Many Kenyan musicians have created their own style of playing the guitar by taking techniques and patterns from their native stringed instruments and putting them on the guitar. Along with these traditions, this song also has some Cuban music influences.

Politics in Africa

After Kenya got its independence in 1963, David Nzomo kept pushing for all of Africa to be more politically united. In Kiswahili, he sings, “There can be no real independence in Africa without unity.” “We can’t stop neocolonialism as long as we are still divided.”


The Kikuyu people are Kenya’s largest ethnic group and make up about a quarter of the country’s population. Their music has sounds and themes that reflect the changes that happened in Kenya in the 20th century and are still happening today. 

Like music in every other culture, Kikuyu music is not only meant to entertain but also to record the existence of the community and its ways of expressing art. DK Mwai is one of the most well-known Kikuyu musicians in Kenya. He works to spread the idea that music is just for fun and enjoyment throughout civil society.


Taarab, which in Arabic means “having fun with music,” is a popular musical style in Kenya and Tanzania. It shows influences from the Middle East, South Asia, Sub-Saharan Africa, and other places. The harmonium and single-headed drums, both from Asia, are used in this song. The lyrics are sung in the local Kiswahili language and are set up in the traditional Swahili verse form.

Kuliepuka Shari

This piece of taarab music shows the Middle Eastern and Indian influences that are also found in many foods and crafts from coastal Kenya. The band Lelele Afrika is from the coastal town of Lamu. 

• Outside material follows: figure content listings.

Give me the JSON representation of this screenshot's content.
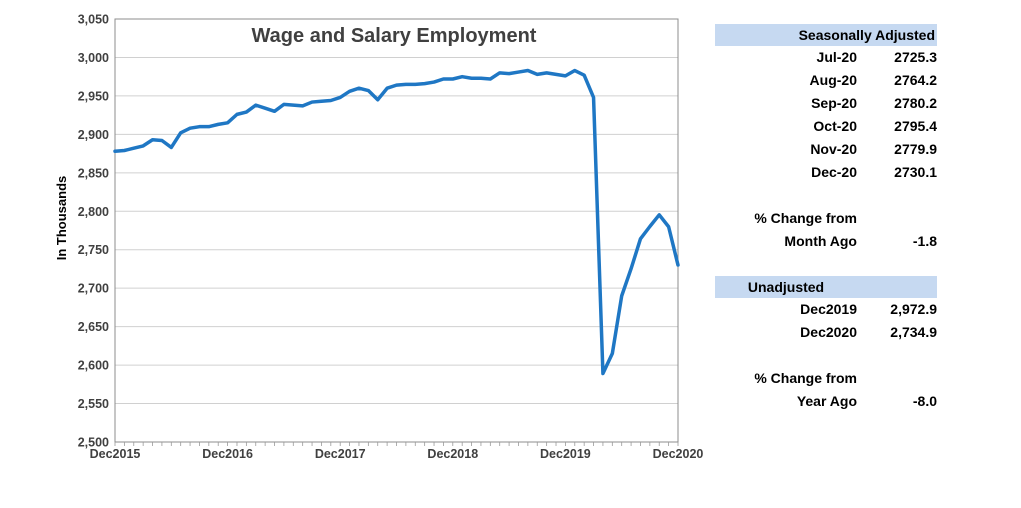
{
  "chart_data": {
    "type": "line",
    "title": "Wage and Salary Employment",
    "ylabel": "In Thousands",
    "xlabel": "",
    "ylim": [
      2500,
      3050
    ],
    "yticks": [
      2500,
      2550,
      2600,
      2650,
      2700,
      2750,
      2800,
      2850,
      2900,
      2950,
      3000,
      3050
    ],
    "ytick_labels": [
      "2,500",
      "2,550",
      "2,600",
      "2,650",
      "2,700",
      "2,750",
      "2,800",
      "2,850",
      "2,900",
      "2,950",
      "3,000",
      "3,050"
    ],
    "xtick_labels": [
      "Dec2015",
      "Dec2016",
      "Dec2017",
      "Dec2018",
      "Dec2019",
      "Dec2020"
    ],
    "grid": true,
    "color": "#1f77c4",
    "series": [
      {
        "x_start": "Dec2015",
        "x_end": "Dec2020",
        "values": [
          2878,
          2879,
          2882,
          2885,
          2893,
          2892,
          2883,
          2902,
          2908,
          2910,
          2910,
          2913,
          2915,
          2926,
          2929,
          2938,
          2934,
          2930,
          2939,
          2938,
          2937,
          2942,
          2943,
          2944,
          2948,
          2956,
          2960,
          2957,
          2945,
          2960,
          2964,
          2965,
          2965,
          2966,
          2968,
          2972,
          2972,
          2975,
          2973,
          2973,
          2972,
          2980,
          2979,
          2981,
          2983,
          2978,
          2980,
          2978,
          2976,
          2983,
          2977,
          2948,
          2589,
          2615,
          2690,
          2725.3,
          2764.2,
          2780.2,
          2795.4,
          2779.9,
          2730.1
        ]
      }
    ]
  },
  "sidebar": {
    "sa_header": "Seasonally Adjusted",
    "sa_rows": [
      {
        "label": "Jul-20",
        "value": "2725.3"
      },
      {
        "label": "Aug-20",
        "value": "2764.2"
      },
      {
        "label": "Sep-20",
        "value": "2780.2"
      },
      {
        "label": "Oct-20",
        "value": "2795.4"
      },
      {
        "label": "Nov-20",
        "value": "2779.9"
      },
      {
        "label": "Dec-20",
        "value": "2730.1"
      }
    ],
    "pct_change_label": "% Change from",
    "month_ago_label": "Month Ago",
    "month_ago_value": "-1.8",
    "unadj_header": "Unadjusted",
    "unadj_rows": [
      {
        "label": "Dec2019",
        "value": "2,972.9"
      },
      {
        "label": "Dec2020",
        "value": "2,734.9"
      }
    ],
    "pct_change_label_2": "% Change from",
    "year_ago_label": "Year Ago",
    "year_ago_value": "-8.0"
  }
}
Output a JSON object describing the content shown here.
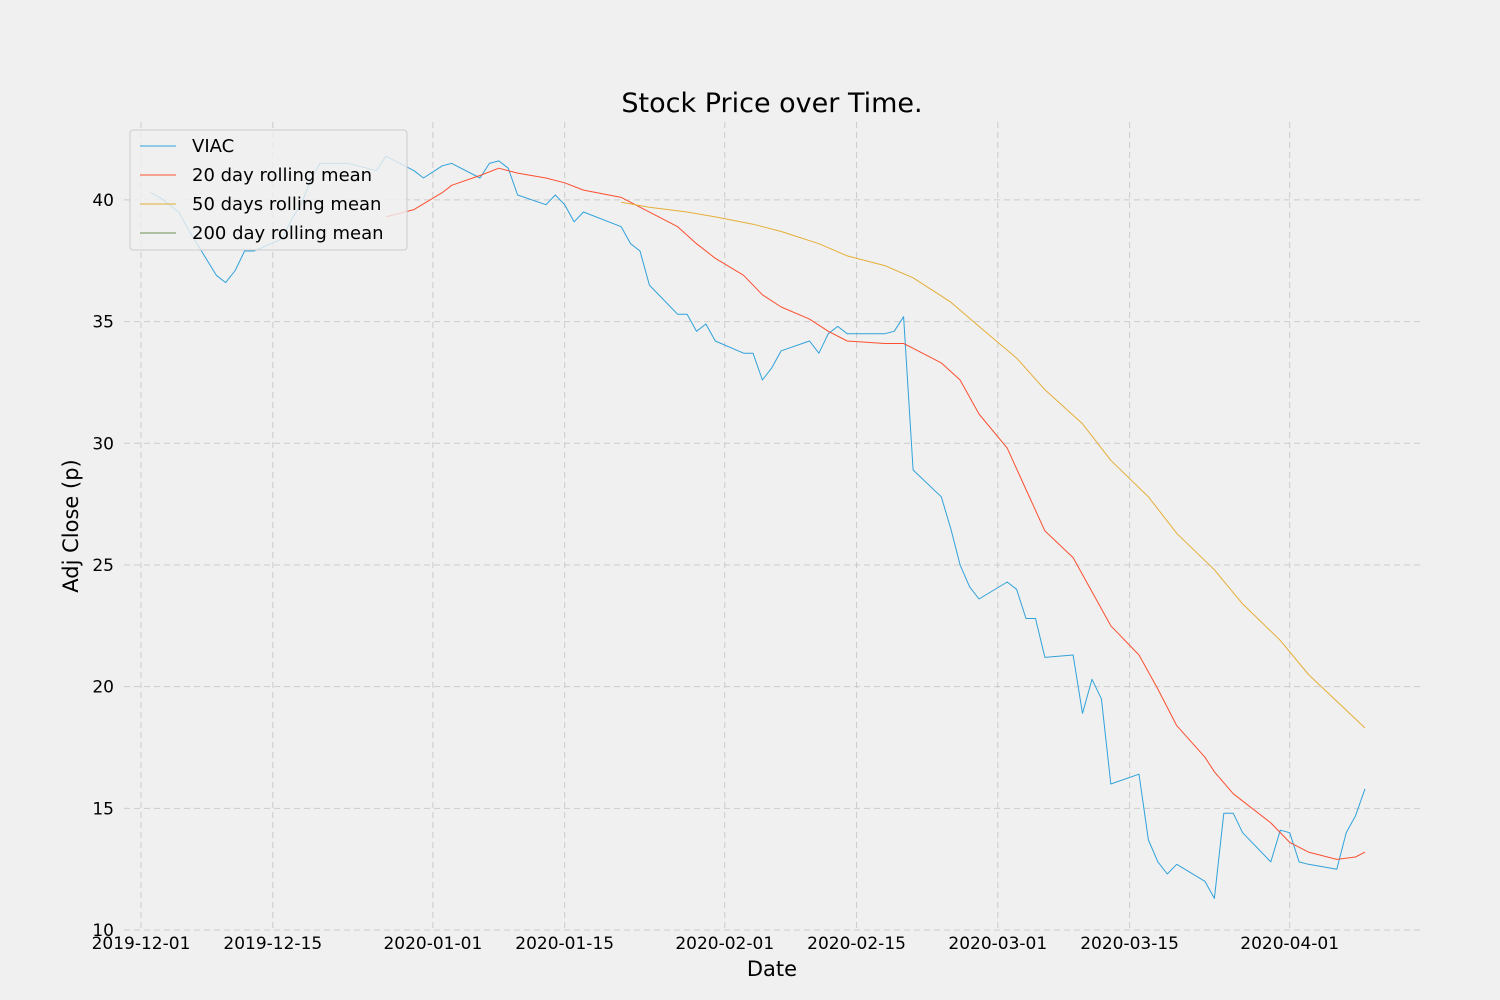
{
  "chart_data": {
    "type": "line",
    "title": "Stock Price over Time.",
    "xlabel": "Date",
    "ylabel": "Adj Close (p)",
    "xlim": [
      "2019-12-01",
      "2020-04-09"
    ],
    "ylim": [
      10,
      43.2
    ],
    "grid": true,
    "legend_position": "top-left",
    "x_ticks": [
      "2019-12-01",
      "2019-12-15",
      "2020-01-01",
      "2020-01-15",
      "2020-02-01",
      "2020-02-15",
      "2020-03-01",
      "2020-03-15",
      "2020-04-01"
    ],
    "y_ticks": [
      10,
      15,
      20,
      25,
      30,
      35,
      40
    ],
    "series": [
      {
        "name": "VIAC",
        "color": "#30a2da",
        "points": [
          [
            "2019-12-02",
            40.3
          ],
          [
            "2019-12-03",
            40.1
          ],
          [
            "2019-12-04",
            39.8
          ],
          [
            "2019-12-05",
            39.5
          ],
          [
            "2019-12-06",
            38.8
          ],
          [
            "2019-12-09",
            36.9
          ],
          [
            "2019-12-10",
            36.6
          ],
          [
            "2019-12-11",
            37.1
          ],
          [
            "2019-12-12",
            37.9
          ],
          [
            "2019-12-13",
            37.9
          ],
          [
            "2019-12-16",
            38.4
          ],
          [
            "2019-12-17",
            39.2
          ],
          [
            "2019-12-18",
            39.8
          ],
          [
            "2019-12-19",
            40.8
          ],
          [
            "2019-12-20",
            41.5
          ],
          [
            "2019-12-23",
            41.5
          ],
          [
            "2019-12-24",
            41.4
          ],
          [
            "2019-12-26",
            41.2
          ],
          [
            "2019-12-27",
            41.8
          ],
          [
            "2019-12-30",
            41.2
          ],
          [
            "2019-12-31",
            40.9
          ],
          [
            "2020-01-02",
            41.4
          ],
          [
            "2020-01-03",
            41.5
          ],
          [
            "2020-01-06",
            40.9
          ],
          [
            "2020-01-07",
            41.5
          ],
          [
            "2020-01-08",
            41.6
          ],
          [
            "2020-01-09",
            41.3
          ],
          [
            "2020-01-10",
            40.2
          ],
          [
            "2020-01-13",
            39.8
          ],
          [
            "2020-01-14",
            40.2
          ],
          [
            "2020-01-15",
            39.8
          ],
          [
            "2020-01-16",
            39.1
          ],
          [
            "2020-01-17",
            39.5
          ],
          [
            "2020-01-21",
            38.9
          ],
          [
            "2020-01-22",
            38.2
          ],
          [
            "2020-01-23",
            37.9
          ],
          [
            "2020-01-24",
            36.5
          ],
          [
            "2020-01-27",
            35.3
          ],
          [
            "2020-01-28",
            35.3
          ],
          [
            "2020-01-29",
            34.6
          ],
          [
            "2020-01-30",
            34.9
          ],
          [
            "2020-01-31",
            34.2
          ],
          [
            "2020-02-03",
            33.7
          ],
          [
            "2020-02-04",
            33.7
          ],
          [
            "2020-02-05",
            32.6
          ],
          [
            "2020-02-06",
            33.1
          ],
          [
            "2020-02-07",
            33.8
          ],
          [
            "2020-02-10",
            34.2
          ],
          [
            "2020-02-11",
            33.7
          ],
          [
            "2020-02-12",
            34.5
          ],
          [
            "2020-02-13",
            34.8
          ],
          [
            "2020-02-14",
            34.5
          ],
          [
            "2020-02-18",
            34.5
          ],
          [
            "2020-02-19",
            34.6
          ],
          [
            "2020-02-20",
            35.2
          ],
          [
            "2020-02-21",
            28.9
          ],
          [
            "2020-02-24",
            27.8
          ],
          [
            "2020-02-25",
            26.5
          ],
          [
            "2020-02-26",
            25.0
          ],
          [
            "2020-02-27",
            24.1
          ],
          [
            "2020-02-28",
            23.6
          ],
          [
            "2020-03-02",
            24.3
          ],
          [
            "2020-03-03",
            24.0
          ],
          [
            "2020-03-04",
            22.8
          ],
          [
            "2020-03-05",
            22.8
          ],
          [
            "2020-03-06",
            21.2
          ],
          [
            "2020-03-09",
            21.3
          ],
          [
            "2020-03-10",
            18.9
          ],
          [
            "2020-03-11",
            20.3
          ],
          [
            "2020-03-12",
            19.5
          ],
          [
            "2020-03-13",
            16.0
          ],
          [
            "2020-03-16",
            16.4
          ],
          [
            "2020-03-17",
            13.7
          ],
          [
            "2020-03-18",
            12.8
          ],
          [
            "2020-03-19",
            12.3
          ],
          [
            "2020-03-20",
            12.7
          ],
          [
            "2020-03-23",
            12.0
          ],
          [
            "2020-03-24",
            11.3
          ],
          [
            "2020-03-25",
            14.8
          ],
          [
            "2020-03-26",
            14.8
          ],
          [
            "2020-03-27",
            14.0
          ],
          [
            "2020-03-30",
            12.8
          ],
          [
            "2020-03-31",
            14.1
          ],
          [
            "2020-04-01",
            14.0
          ],
          [
            "2020-04-02",
            12.8
          ],
          [
            "2020-04-03",
            12.7
          ],
          [
            "2020-04-06",
            12.5
          ],
          [
            "2020-04-07",
            14.0
          ],
          [
            "2020-04-08",
            14.7
          ],
          [
            "2020-04-09",
            15.8
          ]
        ]
      },
      {
        "name": "20 day rolling mean",
        "color": "#fc4f30",
        "points": [
          [
            "2019-12-27",
            39.3
          ],
          [
            "2019-12-30",
            39.6
          ],
          [
            "2020-01-02",
            40.3
          ],
          [
            "2020-01-03",
            40.6
          ],
          [
            "2020-01-06",
            41.0
          ],
          [
            "2020-01-08",
            41.3
          ],
          [
            "2020-01-10",
            41.1
          ],
          [
            "2020-01-13",
            40.9
          ],
          [
            "2020-01-15",
            40.7
          ],
          [
            "2020-01-17",
            40.4
          ],
          [
            "2020-01-21",
            40.1
          ],
          [
            "2020-01-23",
            39.7
          ],
          [
            "2020-01-27",
            38.9
          ],
          [
            "2020-01-29",
            38.2
          ],
          [
            "2020-01-31",
            37.6
          ],
          [
            "2020-02-03",
            36.9
          ],
          [
            "2020-02-05",
            36.1
          ],
          [
            "2020-02-07",
            35.6
          ],
          [
            "2020-02-10",
            35.1
          ],
          [
            "2020-02-12",
            34.6
          ],
          [
            "2020-02-14",
            34.2
          ],
          [
            "2020-02-18",
            34.1
          ],
          [
            "2020-02-20",
            34.1
          ],
          [
            "2020-02-21",
            33.9
          ],
          [
            "2020-02-24",
            33.3
          ],
          [
            "2020-02-26",
            32.6
          ],
          [
            "2020-02-28",
            31.2
          ],
          [
            "2020-03-02",
            29.8
          ],
          [
            "2020-03-04",
            28.1
          ],
          [
            "2020-03-06",
            26.4
          ],
          [
            "2020-03-09",
            25.3
          ],
          [
            "2020-03-11",
            23.9
          ],
          [
            "2020-03-13",
            22.5
          ],
          [
            "2020-03-16",
            21.3
          ],
          [
            "2020-03-18",
            19.9
          ],
          [
            "2020-03-20",
            18.4
          ],
          [
            "2020-03-23",
            17.1
          ],
          [
            "2020-03-24",
            16.5
          ],
          [
            "2020-03-26",
            15.6
          ],
          [
            "2020-03-30",
            14.4
          ],
          [
            "2020-04-01",
            13.6
          ],
          [
            "2020-04-03",
            13.2
          ],
          [
            "2020-04-06",
            12.9
          ],
          [
            "2020-04-08",
            13.0
          ],
          [
            "2020-04-09",
            13.2
          ]
        ]
      },
      {
        "name": "50 days rolling mean",
        "color": "#e5ae38",
        "points": [
          [
            "2020-01-21",
            39.9
          ],
          [
            "2020-01-24",
            39.7
          ],
          [
            "2020-01-28",
            39.5
          ],
          [
            "2020-01-31",
            39.3
          ],
          [
            "2020-02-04",
            39.0
          ],
          [
            "2020-02-07",
            38.7
          ],
          [
            "2020-02-11",
            38.2
          ],
          [
            "2020-02-14",
            37.7
          ],
          [
            "2020-02-18",
            37.3
          ],
          [
            "2020-02-21",
            36.8
          ],
          [
            "2020-02-25",
            35.8
          ],
          [
            "2020-02-28",
            34.8
          ],
          [
            "2020-03-03",
            33.5
          ],
          [
            "2020-03-06",
            32.2
          ],
          [
            "2020-03-10",
            30.8
          ],
          [
            "2020-03-13",
            29.3
          ],
          [
            "2020-03-17",
            27.8
          ],
          [
            "2020-03-20",
            26.3
          ],
          [
            "2020-03-24",
            24.8
          ],
          [
            "2020-03-27",
            23.4
          ],
          [
            "2020-03-31",
            21.9
          ],
          [
            "2020-04-03",
            20.5
          ],
          [
            "2020-04-06",
            19.4
          ],
          [
            "2020-04-09",
            18.3
          ]
        ]
      },
      {
        "name": "200 day rolling mean",
        "color": "#6d904f",
        "points": []
      }
    ]
  }
}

This song is a new addition to the Spotlight on Kenyan Music series, which is an effort by the Alliance Francaise de Nairobi, Ketebul Music, and others to find and promote Kenyan musical talent.

People Also Ask

What Is Kenyan Music Called?

The Swahili sound and the Congolese sound are the two main types of pop music that Kenyan bands play. Both are based on the Democratic Republic of the Congo’s soukous.

Swahili music is different from other styles because it has a much slower beat. However, the two styles have been mixing more and more in the last few decades.

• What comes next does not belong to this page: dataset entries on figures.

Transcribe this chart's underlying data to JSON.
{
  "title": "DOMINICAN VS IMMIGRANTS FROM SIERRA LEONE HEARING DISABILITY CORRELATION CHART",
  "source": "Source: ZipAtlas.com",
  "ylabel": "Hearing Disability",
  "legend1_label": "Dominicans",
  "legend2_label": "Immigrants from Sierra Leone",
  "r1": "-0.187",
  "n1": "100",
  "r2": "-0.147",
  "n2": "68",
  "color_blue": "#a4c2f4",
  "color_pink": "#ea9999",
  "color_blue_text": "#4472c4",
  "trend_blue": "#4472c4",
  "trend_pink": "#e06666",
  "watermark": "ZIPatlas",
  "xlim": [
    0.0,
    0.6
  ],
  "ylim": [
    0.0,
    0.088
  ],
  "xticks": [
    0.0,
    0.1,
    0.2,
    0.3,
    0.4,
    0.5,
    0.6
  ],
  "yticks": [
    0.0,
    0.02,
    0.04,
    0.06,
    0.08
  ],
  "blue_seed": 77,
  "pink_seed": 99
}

What Is Kenya’s Traditional Music And Dance?

You can see the beautiful Maasai Eunoto dance, the Kikuyu Circumcision dance, the amazing Chuka drummers, the coastal Sengenya and Gonda dances, the Swahili Taarab dance, the NubiDholuka dance, and many more.

What Is Traditional Music Called?

Folk music is a type of traditional music that is passed down through families and other small groups of people. Folk music, like folk literature, is usually passed down by word of mouth; people learn it by hearing it rather than reading it.


There is no single style of music that is popular in Kenya. Instead, there are many different styles that borrow from each other and mix with each other. But Kenyans have made their traditional music one of the most important kinds of music in Africa.